Self-imposed solitary confinement is nothing to aspire to, but it’s not shameful either. One need only be concerned if frequency or duration increases (like an erectile dysfunction drug side effect; after four days one should seek medial attention.) If we are relatively healthy people, our forays into fleece and foods of childhood are sporadic and strangely motivating. But what of the everyday less-than-fleece malaise?
If life is lived with any participation: sh*t happens. Things come up that are not of our own making and that make us miserable. Even good things (new; jobs, projects, relationships, etc.) can make us feel overwhelmingly uneasy. Dread, misery and anxiety are often lumped into the category of “stress.” Since “stress” can also result from happy things, we sill stick with specifics; dread, misery and anxiety.
- Dread – Channel your Scarlett O’Hara
- Don’t think about it until tomorrow. Dread is one of the all time biggest thieves of happiness there is. Weeks will be wasted dreading an event that at most will encompass 24 hours. Each time a lump in the pit of your stomach starts to form, grab your phone, notebook, slab of stone and write down your specific concern (i.e., my cousin-in-law will use the funeral as a platform for subtle anti-Semitic rhetoric) and go back to the business at hand. Trust that the specific concern has been properly mulled.
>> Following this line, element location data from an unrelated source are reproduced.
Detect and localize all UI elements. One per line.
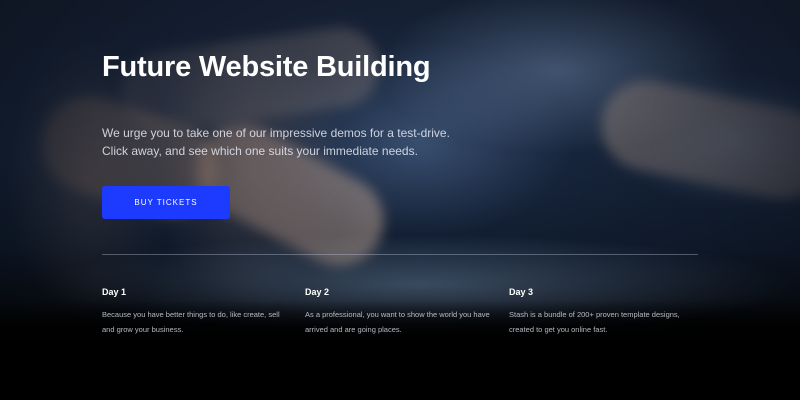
day-column-1: Day 1 Because you have better things to … [102, 287, 297, 337]
hero-subtitle: We urge you to take one of our impressiv… [102, 124, 502, 160]
day-title: Day 3 [509, 287, 534, 297]
day-description-line-1: As a professional, you want to show the … [305, 310, 490, 319]
day-title: Day 1 [102, 287, 127, 297]
hero-content: Future Website Building We urge you to t… [0, 0, 800, 400]
day-description-line-1: Because you have better things to do, li… [102, 310, 280, 319]
day-description: As a professional, you want to show the … [305, 307, 500, 337]
day-column-2: Day 2 As a professional, you want to sho… [305, 287, 500, 337]
hero-subtitle-line-1: We urge you to take one of our impressiv… [102, 126, 450, 140]
hero-subtitle-line-2: Click away, and see which one suits your… [102, 144, 418, 158]
section-divider [102, 254, 698, 255]
day-title: Day 2 [305, 287, 330, 297]
day-description-line-2: created to get you online fast. [509, 325, 608, 334]
day-description-line-2: arrived and are going places. [305, 325, 402, 334]
hero-section: Future Website Building We urge you to t… [0, 0, 800, 400]
day-description: Stash is a bundle of 200+ proven templat… [509, 307, 704, 337]
day-column-3: Day 3 Stash is a bundle of 200+ proven t… [509, 287, 704, 337]
day-description-line-1: Stash is a bundle of 200+ proven templat… [509, 310, 680, 319]
day-description: Because you have better things to do, li… [102, 307, 297, 337]
buy-tickets-button[interactable]: BUY TICKETS [102, 186, 230, 219]
day-description-line-2: and grow your business. [102, 325, 184, 334]
hero-title: Future Website Building [102, 51, 431, 83]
- Focus on getting back to Tara. Yes that root canal or colonoscopy is going to be wretched. Nothing will change that. Focus on what you will do after the event (and after the narcotics wear off.) Plan something enjoyable.
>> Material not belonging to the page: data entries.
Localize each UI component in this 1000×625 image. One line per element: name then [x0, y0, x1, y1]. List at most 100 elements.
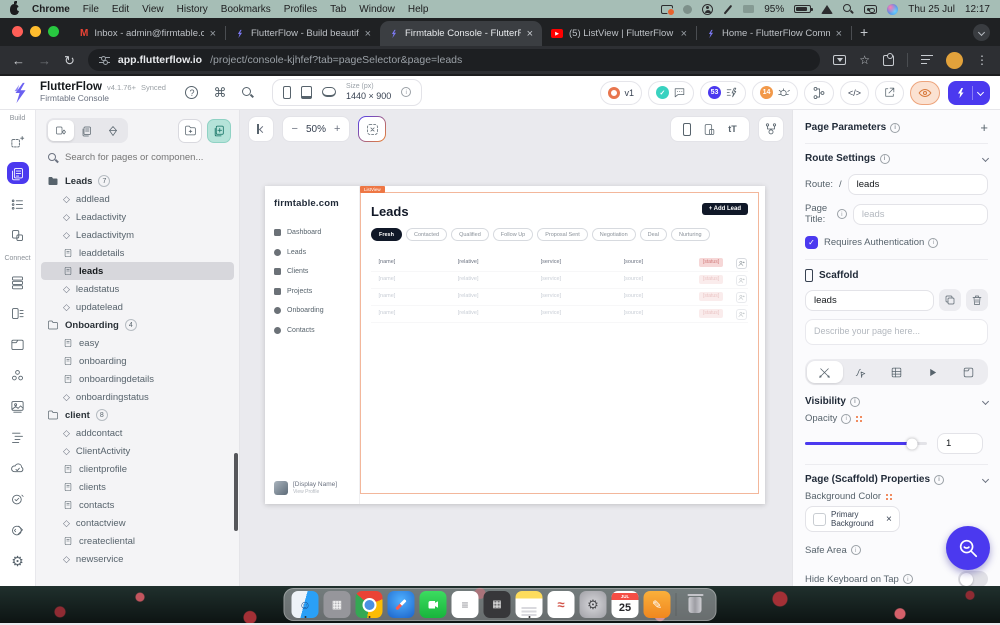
tree-item-updatelead[interactable]: updatelead	[41, 298, 234, 316]
tab-tests[interactable]	[914, 361, 950, 383]
canvas-variables-button[interactable]	[358, 116, 386, 142]
clear-color-icon[interactable]	[886, 514, 892, 525]
rail-database-button[interactable]	[7, 271, 29, 293]
tree-item-easy[interactable]: easy	[41, 334, 234, 352]
rail-add-widget-button[interactable]	[7, 131, 29, 153]
rail-data-types-button[interactable]	[7, 193, 29, 215]
rail-custom-functions-button[interactable]	[7, 426, 29, 448]
tab-documentation[interactable]	[950, 361, 986, 383]
page-description-input[interactable]	[805, 319, 988, 345]
rail-cloud-functions-button[interactable]	[7, 457, 29, 479]
user-switch-icon[interactable]	[702, 3, 714, 15]
rail-integrations-button[interactable]	[7, 364, 29, 386]
tree-folder-onboarding[interactable]: Onboarding 4	[41, 316, 234, 334]
tab-flutterflow-home[interactable]: FlutterFlow - Build beautiful,	[226, 21, 380, 46]
tree-item-createcliental[interactable]: createcliental	[41, 532, 234, 550]
siri-icon[interactable]	[887, 3, 899, 15]
dock-facetime-icon[interactable]	[419, 591, 447, 618]
dock-finder-icon[interactable]	[291, 591, 319, 618]
opacity-value-input[interactable]	[937, 433, 983, 454]
tab-close-icon[interactable]	[527, 28, 533, 40]
tab-backend-query[interactable]	[879, 361, 915, 383]
new-tab-button[interactable]	[860, 24, 868, 40]
apple-menu-icon[interactable]	[10, 0, 21, 15]
tree-item-leadactivity[interactable]: Leadactivity	[41, 208, 234, 226]
tab-pages-and-components[interactable]	[48, 120, 74, 141]
menu-tab[interactable]: Tab	[330, 4, 346, 15]
tree-item-onboardingstatus[interactable]: onboardingstatus	[41, 388, 234, 406]
address-bar[interactable]: app.flutterflow.io/project/console-kjhfe…	[87, 49, 821, 71]
bookmark-star-icon[interactable]	[859, 53, 870, 67]
tree-item-clientprofile[interactable]: clientprofile	[41, 460, 234, 478]
tab-ff-community[interactable]: Home - FlutterFlow Communi	[697, 21, 851, 46]
tree-item-leadstatus[interactable]: leadstatus	[41, 280, 234, 298]
menu-window[interactable]: Window	[359, 4, 395, 15]
browser-menu-icon[interactable]	[976, 53, 988, 67]
set-from-variable-icon[interactable]	[885, 493, 895, 500]
menu-view[interactable]: View	[142, 4, 164, 15]
set-from-variable-icon[interactable]	[855, 415, 865, 422]
tab-actions[interactable]	[807, 361, 843, 383]
widget-tree-button[interactable]	[803, 80, 834, 105]
minimize-window-button[interactable]	[30, 26, 41, 37]
rail-components-button[interactable]	[7, 224, 29, 246]
rail-api-calls-button[interactable]	[7, 488, 29, 510]
tool-icon[interactable]	[723, 4, 733, 14]
page-canvas-preview[interactable]: firmtable.com Dashboard Leads Clients Pr…	[265, 186, 765, 504]
header-search-button[interactable]	[238, 83, 258, 103]
add-folder-button[interactable]	[178, 118, 202, 143]
menu-chrome[interactable]: Chrome	[32, 4, 70, 15]
delete-widget-button[interactable]	[966, 289, 988, 311]
dock-trash-icon[interactable]	[682, 591, 709, 618]
route-input[interactable]	[847, 174, 988, 195]
dock-launchpad-icon[interactable]	[323, 591, 351, 618]
phone-icon[interactable]	[282, 85, 291, 99]
back-button[interactable]	[12, 54, 25, 67]
forward-button[interactable]	[38, 54, 51, 67]
support-search-fab[interactable]	[946, 526, 990, 570]
rail-settings-button[interactable]	[7, 550, 29, 572]
dock-calculator-icon[interactable]	[483, 591, 511, 618]
branch-selector[interactable]: v1	[600, 80, 642, 105]
tree-item-onboardingdetails[interactable]: onboardingdetails	[41, 370, 234, 388]
control-center-icon[interactable]	[864, 4, 878, 14]
tree-item-addlead[interactable]: addlead	[41, 190, 234, 208]
collapse-section-icon[interactable]	[981, 154, 990, 163]
tablet-icon[interactable]	[300, 85, 312, 99]
tree-folder-leads[interactable]: Leads 7	[41, 172, 234, 190]
tree-item-contacts[interactable]: contacts	[41, 496, 234, 514]
spotlight-icon[interactable]	[843, 3, 854, 15]
dock-system-settings-icon[interactable]	[579, 591, 607, 618]
close-window-button[interactable]	[12, 26, 23, 37]
add-parameter-button[interactable]	[980, 120, 988, 135]
canvas-phone-icon[interactable]	[683, 122, 692, 136]
dock-notes-icon[interactable]	[515, 591, 543, 618]
requires-auth-checkbox[interactable]	[805, 236, 818, 249]
collapse-section-icon[interactable]	[981, 475, 990, 484]
collapse-section-icon[interactable]	[981, 397, 990, 406]
dock-chrome-icon[interactable]	[355, 591, 383, 618]
tab-close-icon[interactable]	[681, 28, 687, 40]
copy-widget-button[interactable]	[939, 289, 961, 311]
site-settings-icon[interactable]	[98, 55, 110, 65]
tab-pages[interactable]	[74, 120, 100, 141]
zoom-level[interactable]: 50%	[306, 124, 326, 135]
rail-app-values-button[interactable]	[7, 302, 29, 324]
tab-gmail[interactable]: M Inbox - admin@firmtable.com	[71, 21, 225, 46]
zoom-window-button[interactable]	[48, 26, 59, 37]
menubar-time[interactable]: 12:17	[965, 4, 990, 15]
tab-components[interactable]	[100, 120, 126, 141]
tab-close-icon[interactable]	[365, 28, 371, 40]
dock-pages-icon[interactable]	[643, 591, 671, 618]
background-color-swatch[interactable]: Primary Background	[805, 506, 900, 533]
opacity-slider[interactable]	[805, 438, 927, 449]
zoom-in-button[interactable]	[334, 123, 340, 135]
tab-close-icon[interactable]	[836, 28, 842, 40]
tree-item-newservice[interactable]: newservice	[41, 550, 234, 568]
collapse-panel-button[interactable]	[248, 116, 274, 142]
sidebar-scrollbar[interactable]	[234, 453, 238, 531]
browser-profile-avatar[interactable]	[946, 51, 963, 69]
rail-media-assets-button[interactable]	[7, 395, 29, 417]
selected-listview-widget[interactable]: ListView Leads + Add Lead Fresh Contacte…	[360, 186, 759, 494]
add-page-button[interactable]	[207, 118, 231, 143]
- Awful things happen, that is the burden of survival. Disease, death, desertion are often unavoidable. Sadness and often mourning is wildly appropriate, but should not become a lifestyle. There’s really only one way out; take a shower. Get up, put one foot in front of the other and fake it ‘til you make it. Pretend you are functioning and before you know it, you will be.
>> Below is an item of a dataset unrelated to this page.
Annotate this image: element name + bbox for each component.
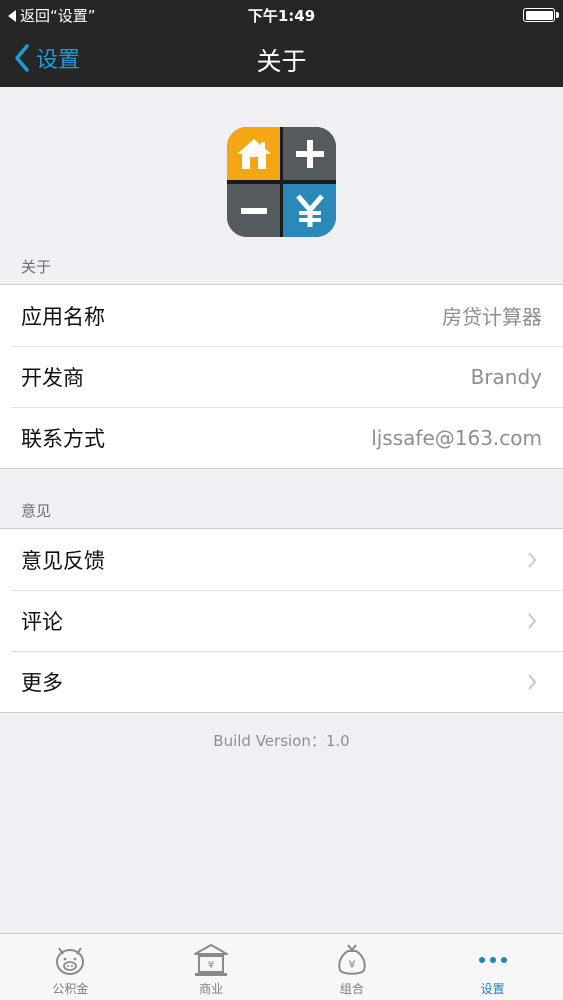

- High anxiety (as it relates to a state of being not a Mel Brooks’ film) is a very uncomfortable state. Sustained non-specific anxiety (not related to an event) warrants medical attention.
- The remedy for event specific anxiety is often directly related to the event:
- Public speaking? Rehearse, rehearse & remember that most people aren’t really listening
- Job interview? Research and keep in mind that you are interviewing them as well
- Blind date? Have an exit plan
- Socializing with people you do not know? Think of yourself as Jane Goodall and discover everything you can about these people and their ways
Often the best way out or through is to consider what we’d advise a friend. Most likely we would not encourage a friend to perseverate, we’d encourage them to get up and get out. We would lift the afghan from their shoulders, brush the crumbs from their chest, wipe the melted ice cream from their chin and whisper; step into the sun, step into the light.